Resource constraints are real; community cancer programs may lack the full staffing needed to adequately assess and address complex and multifactorial patient needs. While many programs do discuss these issues and concerns, oncology teams may feel inadequate to take action to address SDOH. As a result, teams may experience feelings of hopelessness about securing the resources necessary to support patients as they navigate the complexities of care beyond the clinic. Fortunately, successful strategies for identifying and leveraging existing resources have been identified. For example, an effective approach to increased navigational and health literacy support has been demonstrated by oncology program partnerships with local and national advocacy organizations. Many advocacy groups now offer navigator training to support patient care and clinical trial enrollment, representing a key opportunity for collaborative support with greater sustainability. In my institution, we have found that a dedicated financial navigator has been immensely helpful in addressing financial toxicity among our patients with cancer. By identifying and securing charity care, reviewing insurance and managed care enrollment strategies, and pursuing grant opportunities, financial navigators can help minimize the undue burden cancer can place on patients and their families.

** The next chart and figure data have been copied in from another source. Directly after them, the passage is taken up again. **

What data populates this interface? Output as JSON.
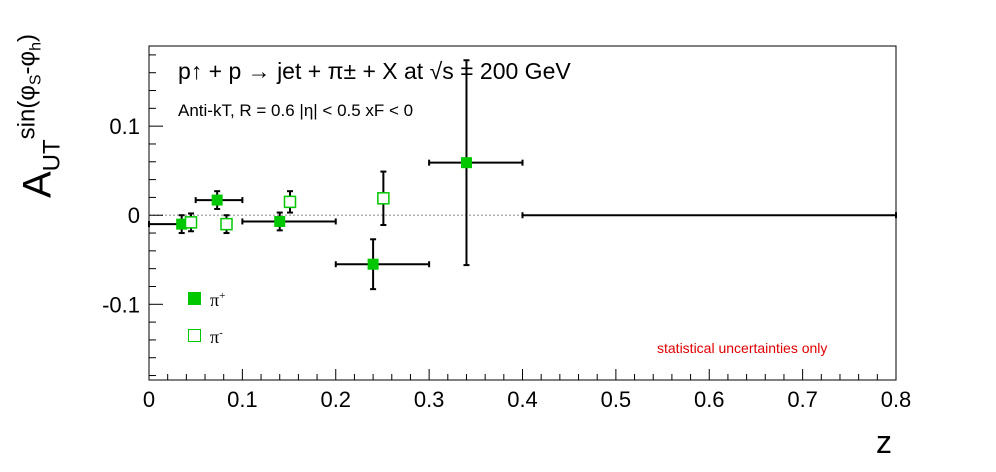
{
  "chart_data": {
    "type": "scatter",
    "title": "p↑ + p → jet + π± + X at √s = 200 GeV",
    "subtitle": "Anti-kT, R = 0.6   |η| < 0.5   xF < 0",
    "xlabel": "z",
    "ylabel": "A_UT^sin(φS-φh)",
    "annotation": "statistical uncertainties only",
    "xlim": [
      0,
      0.8
    ],
    "ylim": [
      -0.185,
      0.19
    ],
    "xticks": [
      0,
      0.1,
      0.2,
      0.3,
      0.4,
      0.5,
      0.6,
      0.7,
      0.8
    ],
    "xtick_labels": [
      "0",
      "0.1",
      "0.2",
      "0.3",
      "0.4",
      "0.5",
      "0.6",
      "0.7",
      "0.8"
    ],
    "yticks": [
      -0.1,
      0,
      0.1
    ],
    "ytick_labels": [
      "-0.1",
      "0",
      "0.1"
    ],
    "zero_line": true,
    "legend_position": "bottom-left",
    "colors": {
      "marker": "#00c800",
      "note": "#e00000",
      "zero_line": "#b0b0b0"
    },
    "series": [
      {
        "name": "π+",
        "legend": "π",
        "legend_sup": "+",
        "marker": "filled-square",
        "points": [
          {
            "x": 0.035,
            "y": -0.01,
            "xerr": [
              0.035,
              0.015
            ],
            "yerr": 0.01
          },
          {
            "x": 0.073,
            "y": 0.017,
            "xerr": [
              0.023,
              0.027
            ],
            "yerr": 0.01
          },
          {
            "x": 0.14,
            "y": -0.007,
            "xerr": [
              0.04,
              0.06
            ],
            "yerr": 0.01
          },
          {
            "x": 0.24,
            "y": -0.055,
            "xerr": [
              0.04,
              0.06
            ],
            "yerr": 0.028
          },
          {
            "x": 0.34,
            "y": 0.059,
            "xerr": [
              0.04,
              0.06
            ],
            "yerr": 0.115
          },
          {
            "x": 0.6,
            "y": 0.0,
            "xerr": [
              0.2,
              0.2
            ],
            "yerr": 0
          }
        ]
      },
      {
        "name": "π-",
        "legend": "π",
        "legend_sup": "-",
        "marker": "open-square",
        "points": [
          {
            "x": 0.045,
            "y": -0.008,
            "yerr": 0.01
          },
          {
            "x": 0.083,
            "y": -0.01,
            "yerr": 0.01
          },
          {
            "x": 0.151,
            "y": 0.015,
            "yerr": 0.012
          },
          {
            "x": 0.251,
            "y": 0.019,
            "yerr": 0.03
          }
        ]
      }
    ]
  }
}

Programs serving under-resourced communities would, of course, benefit from tangible investments such as additional staffing and direct fiscal support. However worthy, these are long-term goals beyond the control of individual clinics. In the interim, cancer teams must do what they have always done: be resourceful, patient centered, and willing to explore innovative solutions that can lead to institutional and policy change. Once effective strategies have been identified, drafting and disseminating consensus guidelines for securing existing resources will alleviate the need for individual programs to reinvent the wheel. Our institutional experience is that the efforts of the cancer program to address SDOH at such a critical juncture in the health of a patient can serve as a blueprint for the transformational, comprehensive care every patient deserves.